Weaver believed the end of the world was coming but did not mention any bigoted beliefs until he moved West, Vaughn Trueman, a gunsmith from Evansville, Iowa, testified on Friday."To put it plain and simple, he had become a racist, which is against my beliefs and the Bible," said Trueman.
Weaver, 45, and Kevin Harris, 25, are charged with the murder of Deputy Marshal William Degan in the Aug. 21 shootout that also left Weaver's teenage son dead.
The firefight launched an 11-day siege of the cabin. Weaver's wife Vicki, 42, was killed by a federal sniper on the second day. The marshals had been trying to arrest Weaver on a fugitive warrant for 18 months before the standoff.
The government claims the Weavers loathed the federal government and conspired for 10 years to provoke the kind of violent confrontation that occurred near Naples, Idaho.
But the defense claims aggressive federal agents bungled their surveillance and left the Weavers and Harris no choice but to defend themselves.
Trueman and Howard Shannon Brasher, another Iowa friend, testified the white separatist talked about having to defend himself in a violent confrontation with government agents.
Truman said the Weavers learned to dehydrate food for long-term storage and planned to set up a "protective zone" around their Idaho cabin as a defensive action.
Brasher, who worked with Weaver in Iowa before he moved to Idaho in 1983, said he helped Weaver purchase large quantities of ammunition that Weaver said was necessary "to protect or defend ourselves against federal, state or local authorities."

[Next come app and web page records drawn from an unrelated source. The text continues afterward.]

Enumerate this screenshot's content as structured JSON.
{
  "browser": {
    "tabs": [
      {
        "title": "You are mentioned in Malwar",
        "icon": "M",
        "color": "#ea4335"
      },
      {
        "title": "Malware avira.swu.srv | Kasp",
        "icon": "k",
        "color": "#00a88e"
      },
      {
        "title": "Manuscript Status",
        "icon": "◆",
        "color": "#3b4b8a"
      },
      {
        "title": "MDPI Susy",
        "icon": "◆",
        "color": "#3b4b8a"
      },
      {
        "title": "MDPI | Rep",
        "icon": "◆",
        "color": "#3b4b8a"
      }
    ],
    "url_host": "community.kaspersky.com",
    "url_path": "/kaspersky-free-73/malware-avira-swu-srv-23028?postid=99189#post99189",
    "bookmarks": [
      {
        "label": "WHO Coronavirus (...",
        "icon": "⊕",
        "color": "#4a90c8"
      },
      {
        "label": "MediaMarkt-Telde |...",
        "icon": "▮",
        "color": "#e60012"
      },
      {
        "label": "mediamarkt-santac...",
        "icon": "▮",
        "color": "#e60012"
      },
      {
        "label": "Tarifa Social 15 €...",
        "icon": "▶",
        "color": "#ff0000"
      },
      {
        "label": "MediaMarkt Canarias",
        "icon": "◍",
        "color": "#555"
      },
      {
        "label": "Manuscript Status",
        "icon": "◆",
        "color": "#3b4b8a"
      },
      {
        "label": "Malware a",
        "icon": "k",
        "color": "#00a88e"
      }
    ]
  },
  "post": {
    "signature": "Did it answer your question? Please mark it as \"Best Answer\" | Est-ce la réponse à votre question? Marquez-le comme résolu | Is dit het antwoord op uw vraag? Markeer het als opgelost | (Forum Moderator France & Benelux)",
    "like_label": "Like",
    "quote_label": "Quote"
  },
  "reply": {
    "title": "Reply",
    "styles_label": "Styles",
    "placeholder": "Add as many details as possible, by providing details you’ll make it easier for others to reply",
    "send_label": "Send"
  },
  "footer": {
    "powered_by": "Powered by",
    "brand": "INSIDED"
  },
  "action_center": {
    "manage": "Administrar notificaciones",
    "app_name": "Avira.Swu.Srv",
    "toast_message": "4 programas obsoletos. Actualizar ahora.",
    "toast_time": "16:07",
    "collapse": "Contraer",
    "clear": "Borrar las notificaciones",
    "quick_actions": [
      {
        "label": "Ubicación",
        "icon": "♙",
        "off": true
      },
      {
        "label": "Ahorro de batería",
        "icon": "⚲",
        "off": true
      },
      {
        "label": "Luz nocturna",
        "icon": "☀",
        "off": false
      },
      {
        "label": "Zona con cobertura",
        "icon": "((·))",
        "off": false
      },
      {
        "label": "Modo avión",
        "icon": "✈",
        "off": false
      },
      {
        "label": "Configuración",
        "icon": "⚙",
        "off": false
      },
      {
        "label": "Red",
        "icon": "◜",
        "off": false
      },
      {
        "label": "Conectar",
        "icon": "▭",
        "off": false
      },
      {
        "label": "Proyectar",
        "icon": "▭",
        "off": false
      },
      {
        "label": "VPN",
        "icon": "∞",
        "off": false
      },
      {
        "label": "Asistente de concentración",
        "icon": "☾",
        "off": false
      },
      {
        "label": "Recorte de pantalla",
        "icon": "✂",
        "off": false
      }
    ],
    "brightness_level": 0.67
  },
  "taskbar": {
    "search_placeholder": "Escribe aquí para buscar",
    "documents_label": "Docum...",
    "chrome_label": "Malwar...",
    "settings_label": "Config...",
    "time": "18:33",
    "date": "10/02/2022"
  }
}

And Dan Dundon, now metro editor for the Gazette in Cedar Rapids, Iowa, said Weaver told him during a 1983 interview when a reporter for the Courier in Waterloo, Iowa, that Weaver expected to be involved in a confrontation.
During his testimony, Dundon said the machinist at a John Deere tractor factory was planning to build a mountaintop house surrounded by a 300-yard kill zone.

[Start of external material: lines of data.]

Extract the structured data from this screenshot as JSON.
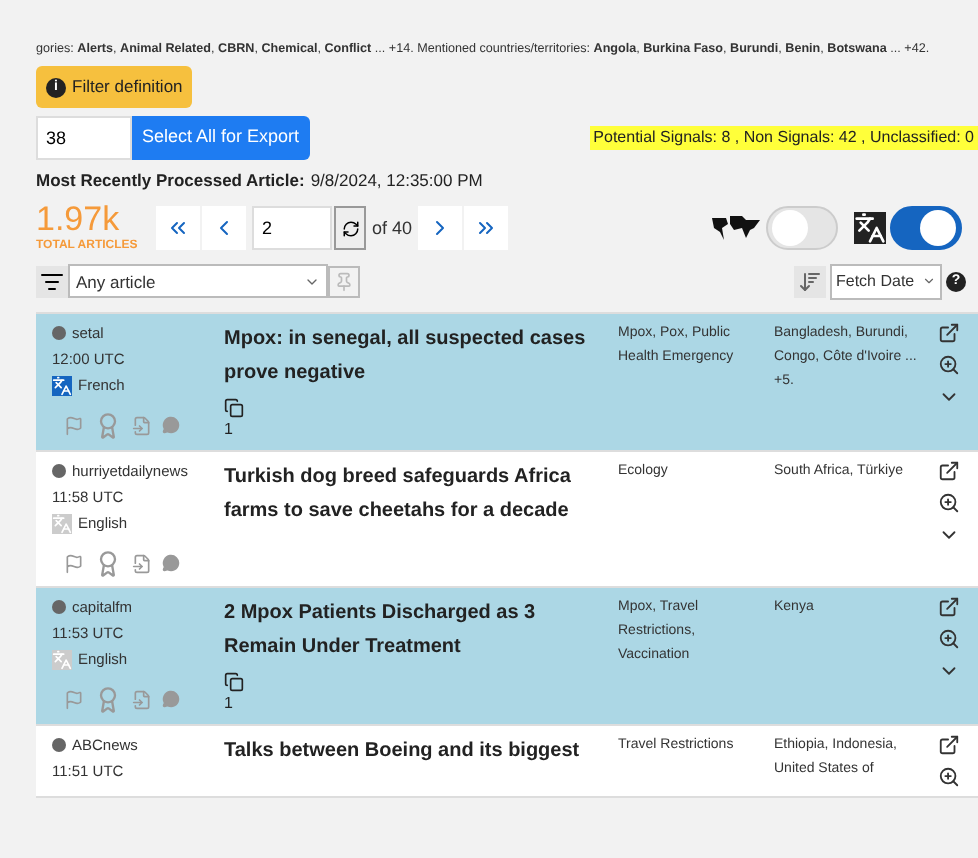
{
  "filter_summary": "gories: **Alerts**, **Animal Related**, **CBRN**, **Chemical**, **Conflict** ... +14. Mentioned countries/territories: **Angola**, **Burkina Faso**, **Burundi**, **Benin**, **Botswana** ... +42.",
  "filter_button": {
    "icon": "i",
    "label": "Filter definition"
  },
  "export": {
    "value": "38",
    "button": "Select All for Export"
  },
  "signals": "Potential Signals: 8 , Non Signals: 42 , Unclassified: 0",
  "recent": {
    "label": "Most Recently Processed Article:",
    "value": "9/8/2024, 12:35:00 PM"
  },
  "total": {
    "value": "1.97k",
    "label": "TOTAL ARTICLES"
  },
  "pager": {
    "page": "2",
    "of": "of 40"
  },
  "map_toggle": {
    "on": false
  },
  "translate_toggle": {
    "on": true
  },
  "article_filter": {
    "value": "Any article"
  },
  "sort": {
    "value": "Fetch Date",
    "help": "?"
  },
  "articles": [
    {
      "source": "setal",
      "time": "12:00 UTC",
      "language": "French",
      "translated": true,
      "selected": true,
      "title": "Mpox: in senegal, all suspected cases prove negative",
      "topics": "Mpox, Pox, Public Health Emergency",
      "countries": "Bangladesh, Burundi, Congo, Côte d'Ivoire ... +5.",
      "duplicates": "1"
    },
    {
      "source": "hurriyetdailynews",
      "time": "11:58 UTC",
      "language": "English",
      "translated": false,
      "selected": false,
      "title": "Turkish dog breed safeguards Africa farms to save cheetahs for a decade",
      "topics": "Ecology",
      "countries": "South Africa, Türkiye"
    },
    {
      "source": "capitalfm",
      "time": "11:53 UTC",
      "language": "English",
      "translated": false,
      "selected": true,
      "title": "2 Mpox Patients Discharged as 3 Remain Under Treatment",
      "topics": "Mpox, Travel Restrictions, Vaccination",
      "countries": "Kenya",
      "duplicates": "1"
    },
    {
      "source": "ABCnews",
      "time": "11:51 UTC",
      "selected": false,
      "title": "Talks between Boeing and its biggest",
      "topics": "Travel Restrictions",
      "countries": "Ethiopia, Indonesia, United States of"
    }
  ]
}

"He wanted to be in an area where he could defend himself," Dundon testified. "He felt sure he was going to, at some point, be involved in a confrontation."
And Dundon refused to back down when defense attorney Gerry Spence suggested Weaver may never have used the term "kill zone."

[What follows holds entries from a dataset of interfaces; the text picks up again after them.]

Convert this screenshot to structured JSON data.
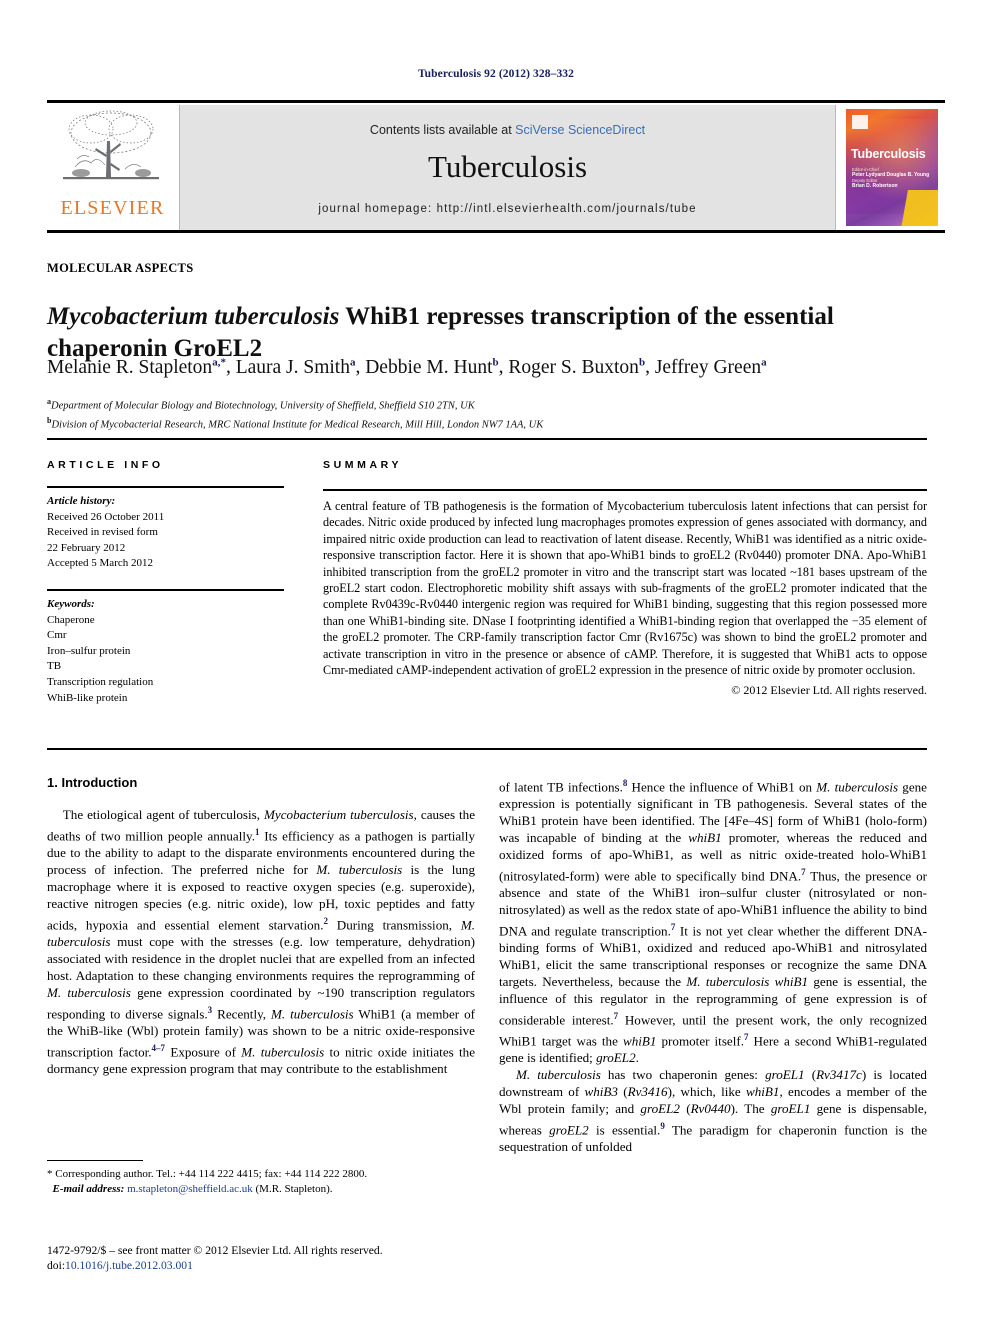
{
  "running_head": "Tuberculosis 92 (2012) 328–332",
  "masthead": {
    "contents_prefix": "Contents lists available at ",
    "sciencedirect": "SciVerse ScienceDirect",
    "journal_name": "Tuberculosis",
    "homepage": "journal homepage: http://intl.elsevierhealth.com/journals/tube",
    "publisher_wordmark": "ELSEVIER",
    "cover": {
      "title": "Tuberculosis",
      "editor_label": "Editor-in-Chief",
      "editors": "Peter Lydyard\nDouglas B. Young",
      "deputy_label": "Deputy Editor",
      "deputy": "Brian D. Robertson",
      "colors": {
        "orange": "#f05a28",
        "purple": "#8e44ad",
        "yellow": "#f5c518"
      }
    }
  },
  "section_label": "MOLECULAR ASPECTS",
  "title": {
    "italic_lead": "Mycobacterium tuberculosis",
    "rest": " WhiB1 represses transcription of the essential chaperonin GroEL2"
  },
  "authors": [
    {
      "name": "Melanie R. Stapleton",
      "marks": "a,*"
    },
    {
      "name": "Laura J. Smith",
      "marks": "a"
    },
    {
      "name": "Debbie M. Hunt",
      "marks": "b"
    },
    {
      "name": "Roger S. Buxton",
      "marks": "b"
    },
    {
      "name": "Jeffrey Green",
      "marks": "a"
    }
  ],
  "affiliations": [
    {
      "mark": "a",
      "text": "Department of Molecular Biology and Biotechnology, University of Sheffield, Sheffield S10 2TN, UK"
    },
    {
      "mark": "b",
      "text": "Division of Mycobacterial Research, MRC National Institute for Medical Research, Mill Hill, London NW7 1AA, UK"
    }
  ],
  "info_header": "ARTICLE INFO",
  "summary_header": "SUMMARY",
  "article_history": {
    "label": "Article history:",
    "lines": [
      "Received 26 October 2011",
      "Received in revised form",
      "22 February 2012",
      "Accepted 5 March 2012"
    ]
  },
  "keywords": {
    "label": "Keywords:",
    "items": [
      "Chaperone",
      "Cmr",
      "Iron–sulfur protein",
      "TB",
      "Transcription regulation",
      "WhiB-like protein"
    ]
  },
  "summary": {
    "paragraph": "A central feature of TB pathogenesis is the formation of Mycobacterium tuberculosis latent infections that can persist for decades. Nitric oxide produced by infected lung macrophages promotes expression of genes associated with dormancy, and impaired nitric oxide production can lead to reactivation of latent disease. Recently, WhiB1 was identified as a nitric oxide-responsive transcription factor. Here it is shown that apo-WhiB1 binds to groEL2 (Rv0440) promoter DNA. Apo-WhiB1 inhibited transcription from the groEL2 promoter in vitro and the transcript start was located ~181 bases upstream of the groEL2 start codon. Electrophoretic mobility shift assays with sub-fragments of the groEL2 promoter indicated that the complete Rv0439c-Rv0440 intergenic region was required for WhiB1 binding, suggesting that this region possessed more than one WhiB1-binding site. DNase I footprinting identified a WhiB1-binding region that overlapped the −35 element of the groEL2 promoter. The CRP-family transcription factor Cmr (Rv1675c) was shown to bind the groEL2 promoter and activate transcription in vitro in the presence or absence of cAMP. Therefore, it is suggested that WhiB1 acts to oppose Cmr-mediated cAMP-independent activation of groEL2 expression in the presence of nitric oxide by promoter occlusion.",
    "copyright": "© 2012 Elsevier Ltd. All rights reserved."
  },
  "intro_heading": "1. Introduction",
  "footnote": {
    "corresponding": "* Corresponding author. Tel.: +44 114 222 4415; fax: +44 114 222 2800.",
    "email_label": "E-mail address:",
    "email": "m.stapleton@sheffield.ac.uk",
    "email_suffix": " (M.R. Stapleton)."
  },
  "footer": {
    "front_matter": "1472-9792/$ – see front matter © 2012 Elsevier Ltd. All rights reserved.",
    "doi_label": "doi:",
    "doi": "10.1016/j.tube.2012.03.001"
  }
}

"Those were absolutely his words," Dundon said. But he also underscored that Weaver wanted the cleared-out area for defensive - not offensive - purposes.
A third government witness turned on prosecutors during questioning by the defense. Buster Kittel, who owned land that could be accessed only through Weaver's property, said the Weavers never made him feel threatened.
"The marshals were much more aggressive than the Weavers," Kittel said.